Resumen del contexto histórico de la generación del 36 (1936-1939)
- 1931-1936: Segunda República
- 1936-1939: Guerra Civil
- 1936-1975: Dictadura de Franco
- Ver además: Corrientes literarias
Características de la generación del 36
Estas son algunas de las características de la generación del 36:
- Desarrollaron una literatura mayormente social y comprometida con el contexto histórico.
- Prefirieron la narrativa por sobre la poesía y la dramaturgia.
- Apostaron al realismo y existencialismo por sobre el vanguardismo.

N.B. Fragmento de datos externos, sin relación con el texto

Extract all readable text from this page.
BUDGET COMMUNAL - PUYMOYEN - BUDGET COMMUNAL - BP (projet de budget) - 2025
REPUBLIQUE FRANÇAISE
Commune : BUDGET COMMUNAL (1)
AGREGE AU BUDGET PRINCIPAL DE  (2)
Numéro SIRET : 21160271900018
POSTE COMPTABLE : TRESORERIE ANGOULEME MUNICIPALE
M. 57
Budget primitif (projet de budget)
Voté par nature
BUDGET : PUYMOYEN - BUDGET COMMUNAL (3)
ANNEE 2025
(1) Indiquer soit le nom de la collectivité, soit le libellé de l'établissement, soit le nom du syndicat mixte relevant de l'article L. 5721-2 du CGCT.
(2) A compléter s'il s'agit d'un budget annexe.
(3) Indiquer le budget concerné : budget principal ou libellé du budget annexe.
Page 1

- Utilizaron un lenguaje más directo y crudo, en detrimento del esteticismo que imperaba en la generación del 27.
- Se distanciaron de la poesía pura y surrealista.
Autores y obras de la generación del 36
La lista de autores que integró esta generación fue provista por Ricardo Gullón, escritor que se incorporó dentro de esta, y fue redactada tomando criterios de edad y de estilo de producción. Algunos de los más destacados autores de la generación del 36 fueron:
Narrativa y ensayo
- Camilo José Cela (1916-2002). La colmena (1951) y Mazurca para dos muertos (1983).
- Carmen Laforet (1921-2004). Nada (1945) y La isla y los demonios (1952).
- Gonzalo Torrente Ballester (1910-1999). El casamiento engañoso (1939) y Javier Mariño (1943).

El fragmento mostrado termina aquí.